When we reached the 1st Yellow Sign at 9:00am, we could only drool when we saw a Blue-eared KF was perching low and still and merely 2-3m on our right. We knew that there was nothing we could do as the gear was still in our bags behind the seats, and the BEKF gave us a 30s stare then flew away.
So, a big mistake on my part, as I usually would have my gear setup and place on my lap when taking a ride. And if I drive, the whole setup would be on the window sitting on a big-fat tailored made bean bag, ready to fire on anything that moves, and now I have to keep reminding myself all these simple rules once and again!
By the time we reached the 1st stream, we saw Dusky Broadbills were roosting high up at their usual spot.

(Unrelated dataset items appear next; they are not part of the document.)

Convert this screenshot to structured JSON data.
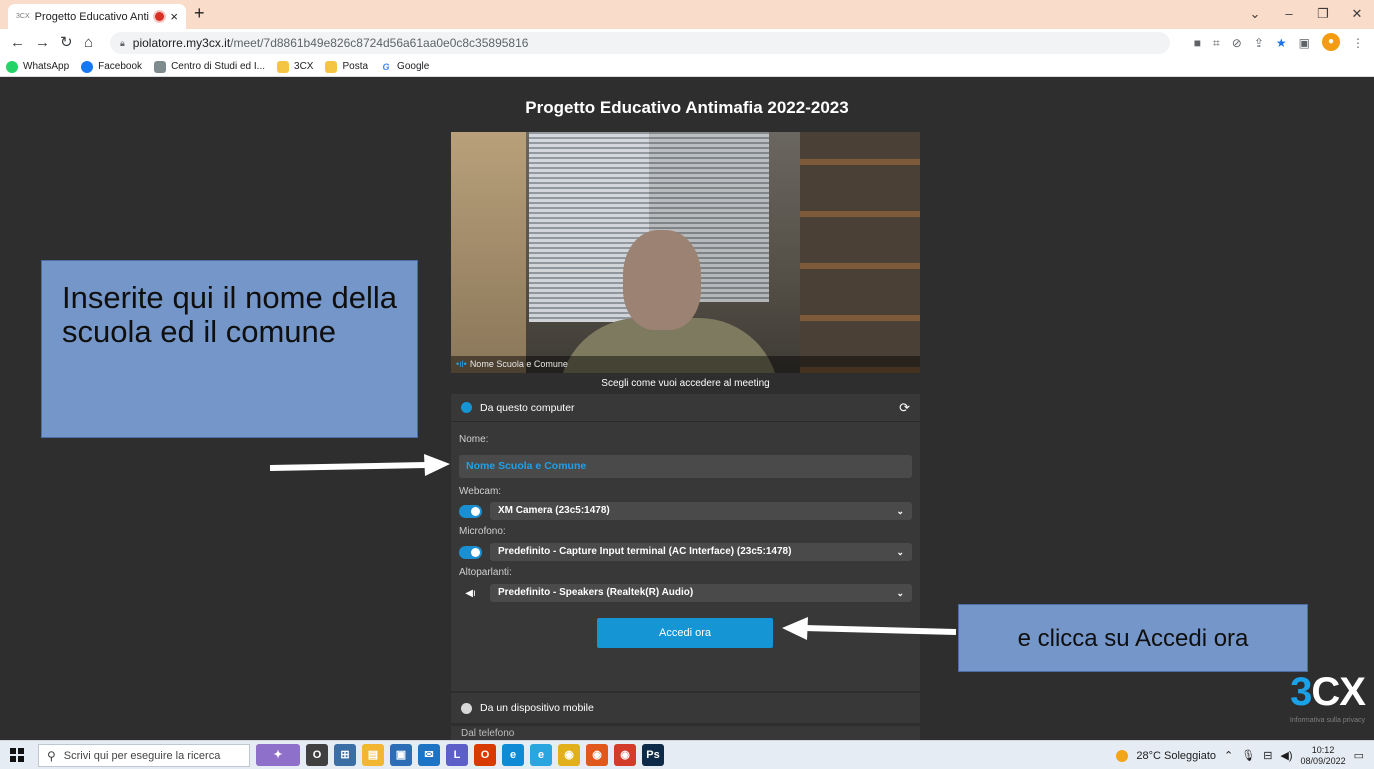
{
  "browser": {
    "tab_favicon": "3CX",
    "tab_title": "Progetto Educativo Antimafi",
    "tab_close": "×",
    "new_tab": "+",
    "window_controls": [
      "⌄",
      "–",
      "❐",
      "✕"
    ],
    "url_host": "piolatorre.my3cx.it",
    "url_path": "/meet/7d8861b49e826c8724d56a61aa0e0c8c35895816",
    "bookmarks": [
      {
        "label": "WhatsApp",
        "icon": "whatsapp-icon",
        "color": "#25d366"
      },
      {
        "label": "Facebook",
        "icon": "facebook-icon",
        "color": "#1877f2"
      },
      {
        "label": "Centro di Studi ed I...",
        "icon": "page-icon",
        "color": "#7f8c8d"
      },
      {
        "label": "3CX",
        "icon": "folder-icon",
        "color": "#f4c542"
      },
      {
        "label": "Posta",
        "icon": "folder-icon",
        "color": "#f4c542"
      },
      {
        "label": "Google",
        "icon": "google-icon",
        "color": "#4285f4"
      }
    ]
  },
  "meeting": {
    "title": "Progetto Educativo Antimafia 2022-2023",
    "video_caption": "Nome Scuola e Comune",
    "choose_label": "Scegli come vuoi accedere al meeting",
    "option_computer": "Da questo computer",
    "name_label": "Nome:",
    "name_value": "Nome Scuola e Comune",
    "webcam_label": "Webcam:",
    "webcam_value": "XM Camera (23c5:1478)",
    "mic_label": "Microfono:",
    "mic_value": "Predefinito - Capture Input terminal (AC Interface) (23c5:1478)",
    "speakers_label": "Altoparlanti:",
    "speakers_value": "Predefinito - Speakers (Realtek(R) Audio)",
    "join_button": "Accedi ora",
    "option_mobile": "Da un dispositivo mobile",
    "option_phone": "Dal telefono",
    "brand_3": "3",
    "brand_cx": "CX",
    "privacy": "Informativa sulla privacy"
  },
  "annotations": {
    "note_name": "Inserite qui il nome della scuola ed il comune",
    "note_join": "e clicca su Accedi ora"
  },
  "taskbar": {
    "search_placeholder": "Scrivi qui per eseguire la ricerca",
    "weather": "28°C Soleggiato",
    "time": "10:12",
    "date": "08/09/2022",
    "apps": [
      {
        "icon": "task-view-icon",
        "color": "#404040",
        "glyph": "O"
      },
      {
        "icon": "widgets-icon",
        "color": "#3b6ea5",
        "glyph": "⊞"
      },
      {
        "icon": "file-explorer-icon",
        "color": "#f2b632",
        "glyph": "▤"
      },
      {
        "icon": "store-icon",
        "color": "#2d6db5",
        "glyph": "▣"
      },
      {
        "icon": "mail-icon",
        "color": "#1d73c4",
        "glyph": "✉"
      },
      {
        "icon": "teams-icon",
        "color": "#5b5fc7",
        "glyph": "L"
      },
      {
        "icon": "office-icon",
        "color": "#d83b01",
        "glyph": "O"
      },
      {
        "icon": "edge-icon",
        "color": "#0f8bd6",
        "glyph": "e"
      },
      {
        "icon": "ie-icon",
        "color": "#2ba5e0",
        "glyph": "e"
      },
      {
        "icon": "chrome-icon",
        "color": "#e2b01a",
        "glyph": "◉"
      },
      {
        "icon": "firefox-icon",
        "color": "#e0581b",
        "glyph": "◉"
      },
      {
        "icon": "chrome-profile-icon",
        "color": "#d33b2b",
        "glyph": "◉"
      },
      {
        "icon": "photoshop-icon",
        "color": "#0d2a48",
        "glyph": "Ps"
      }
    ]
  }
}
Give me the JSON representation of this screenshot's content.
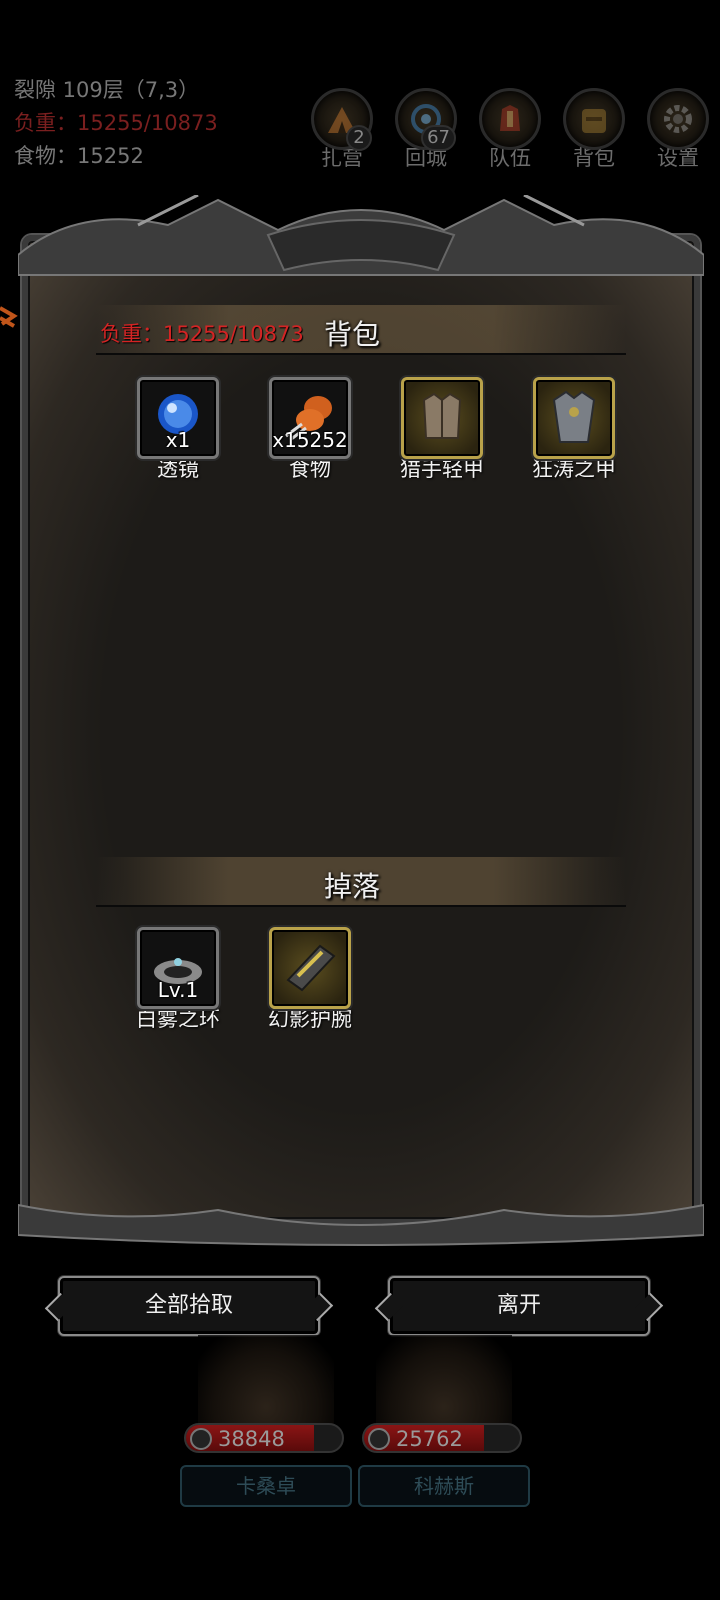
{
  "status": {
    "location": "裂隙 109层（7,3）",
    "weight": "负重：15255/10873",
    "food": "食物：15252"
  },
  "nav": [
    {
      "label": "扎营",
      "badge": "2",
      "icon": "camp-icon"
    },
    {
      "label": "回城",
      "badge": "67",
      "icon": "portal-icon"
    },
    {
      "label": "队伍",
      "badge": "",
      "icon": "team-icon"
    },
    {
      "label": "背包",
      "badge": "",
      "icon": "backpack-icon"
    },
    {
      "label": "设置",
      "badge": "",
      "icon": "gear-icon"
    }
  ],
  "bag": {
    "weight": "负重：15255/10873",
    "title": "背包",
    "items": [
      {
        "name": "透镜",
        "count": "x1"
      },
      {
        "name": "食物",
        "count": "x15252"
      },
      {
        "name": "猎手轻甲",
        "count": ""
      },
      {
        "name": "狂涛之甲",
        "count": ""
      }
    ]
  },
  "drops": {
    "title": "掉落",
    "items": [
      {
        "name": "白雾之环",
        "count": "Lv.1"
      },
      {
        "name": "幻影护腕",
        "count": ""
      }
    ]
  },
  "buttons": {
    "pickup_all": "全部拾取",
    "leave": "离开"
  },
  "party": [
    {
      "name": "卡桑卓",
      "hp": "38848",
      "hp_fill": 0.82
    },
    {
      "name": "科赫斯",
      "hp": "25762",
      "hp_fill": 0.77
    }
  ],
  "colors": {
    "weight_red": "#d42424",
    "gold_frame": "#b9a24a"
  }
}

Must be the heavy rain earlier, the DBs looked tired and only one of them perched low, but far away with much blockage.
So the FBTB’s were called into service and they responded within mins, and we all have lot of fun doing their close-up portraiture shots, all three in a row singing happily in rhythm to our mp3's tune.

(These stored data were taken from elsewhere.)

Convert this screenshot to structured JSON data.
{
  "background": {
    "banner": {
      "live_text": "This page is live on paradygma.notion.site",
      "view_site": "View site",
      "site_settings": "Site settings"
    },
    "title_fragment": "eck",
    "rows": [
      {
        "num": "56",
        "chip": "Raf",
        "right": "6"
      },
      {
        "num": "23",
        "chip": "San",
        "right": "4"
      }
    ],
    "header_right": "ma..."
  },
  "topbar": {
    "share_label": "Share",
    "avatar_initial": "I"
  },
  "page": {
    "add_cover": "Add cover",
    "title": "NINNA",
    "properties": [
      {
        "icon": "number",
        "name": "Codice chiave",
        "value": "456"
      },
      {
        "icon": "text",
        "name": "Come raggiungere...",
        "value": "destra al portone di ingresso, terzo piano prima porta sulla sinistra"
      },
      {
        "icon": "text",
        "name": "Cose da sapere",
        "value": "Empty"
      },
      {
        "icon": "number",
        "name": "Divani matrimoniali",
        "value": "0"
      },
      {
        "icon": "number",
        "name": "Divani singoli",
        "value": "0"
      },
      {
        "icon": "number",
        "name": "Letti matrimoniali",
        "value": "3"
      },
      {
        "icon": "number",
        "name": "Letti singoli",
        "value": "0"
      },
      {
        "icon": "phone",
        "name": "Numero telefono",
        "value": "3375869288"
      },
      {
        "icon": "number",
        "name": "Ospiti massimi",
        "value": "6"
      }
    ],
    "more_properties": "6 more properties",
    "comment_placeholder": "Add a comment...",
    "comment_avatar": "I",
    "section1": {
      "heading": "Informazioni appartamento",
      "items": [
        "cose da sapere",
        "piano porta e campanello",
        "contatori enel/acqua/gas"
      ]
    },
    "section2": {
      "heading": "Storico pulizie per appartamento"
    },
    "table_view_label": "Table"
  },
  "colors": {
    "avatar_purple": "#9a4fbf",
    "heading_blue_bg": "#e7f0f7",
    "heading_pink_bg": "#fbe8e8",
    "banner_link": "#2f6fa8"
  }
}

Panning sideway and upwards are easier or logically make sense for most photographers I guess!! So the VFNs are usually birders nightmares, for their habit of crawling downwards rapidly in a spiral pattern in hunt for tree worms, and they hardly stop moving, or least i have never seen a Nuthatch that perched longer than a sec before.

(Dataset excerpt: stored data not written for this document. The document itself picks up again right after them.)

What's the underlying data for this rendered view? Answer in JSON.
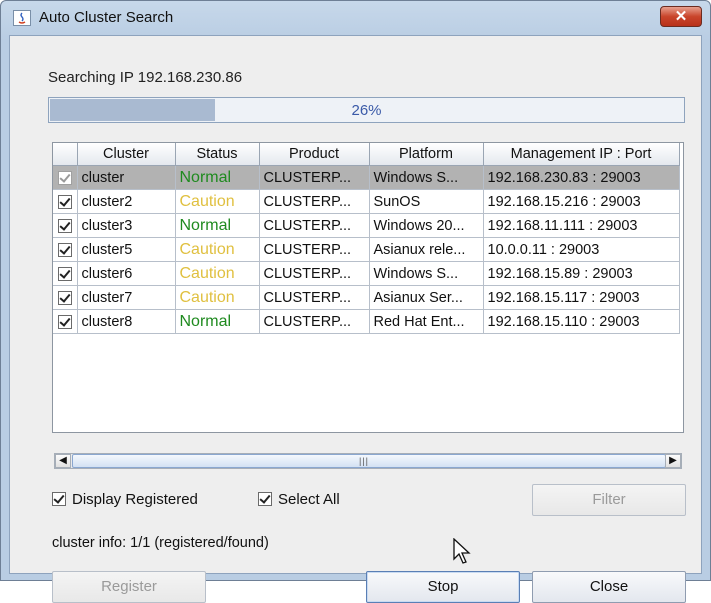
{
  "window": {
    "title": "Auto Cluster Search",
    "close_label": "✕"
  },
  "search": {
    "status_text": "Searching IP 192.168.230.86",
    "progress_percent": 26,
    "progress_label": "26%"
  },
  "table": {
    "columns": [
      "Cluster",
      "Status",
      "Product",
      "Platform",
      "Management IP : Port"
    ],
    "rows": [
      {
        "checked": true,
        "cluster": "cluster",
        "status": "Normal",
        "product": "CLUSTERP...",
        "platform": "Windows S...",
        "ip": "192.168.230.83 : 29003"
      },
      {
        "checked": true,
        "cluster": "cluster2",
        "status": "Caution",
        "product": "CLUSTERP...",
        "platform": "SunOS",
        "ip": "192.168.15.216 : 29003"
      },
      {
        "checked": true,
        "cluster": "cluster3",
        "status": "Normal",
        "product": "CLUSTERP...",
        "platform": "Windows 20...",
        "ip": "192.168.11.111 : 29003"
      },
      {
        "checked": true,
        "cluster": "cluster5",
        "status": "Caution",
        "product": "CLUSTERP...",
        "platform": "Asianux rele...",
        "ip": "10.0.0.11 : 29003"
      },
      {
        "checked": true,
        "cluster": "cluster6",
        "status": "Caution",
        "product": "CLUSTERP...",
        "platform": "Windows S...",
        "ip": "192.168.15.89 : 29003"
      },
      {
        "checked": true,
        "cluster": "cluster7",
        "status": "Caution",
        "product": "CLUSTERP...",
        "platform": "Asianux Ser...",
        "ip": "192.168.15.117 : 29003"
      },
      {
        "checked": true,
        "cluster": "cluster8",
        "status": "Normal",
        "product": "CLUSTERP...",
        "platform": "Red Hat Ent...",
        "ip": "192.168.15.110 : 29003"
      }
    ]
  },
  "options": {
    "display_registered_label": "Display Registered",
    "select_all_label": "Select All",
    "filter_label": "Filter"
  },
  "info": {
    "cluster_info": "cluster info: 1/1 (registered/found)"
  },
  "buttons": {
    "register": "Register",
    "stop": "Stop",
    "close": "Close"
  },
  "colors": {
    "normal": "#1f8a1f",
    "caution": "#e0c040",
    "progress_text": "#3a5aa8"
  }
}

But when I viewed all the imgs later at night I was shocked to see that many were not in good focus, some were with only the tails at the bottom of the frame, and some w/o anything at all in the frame, meaning by the time i snap with downward panning the bird had already gone further down!
So I was glad to have a few good imgs out of the 30 shots in the brief encounter with the VFNs. Few shots because half the time it simply disappeared from my viewfinder and i have to locate them with my naked eyes before i could aim and frame it in the viewfinder!
The VFNs are quite active recently and are often seen lately along the bunker trail, 200m before and after the 1st stream.
While heading towards the 3rd stream, a Tiger Shrike* flew across us and perched still on my left, allowed me to snap a few shots from the car, so lesson leant, always have your gear ready while in the car!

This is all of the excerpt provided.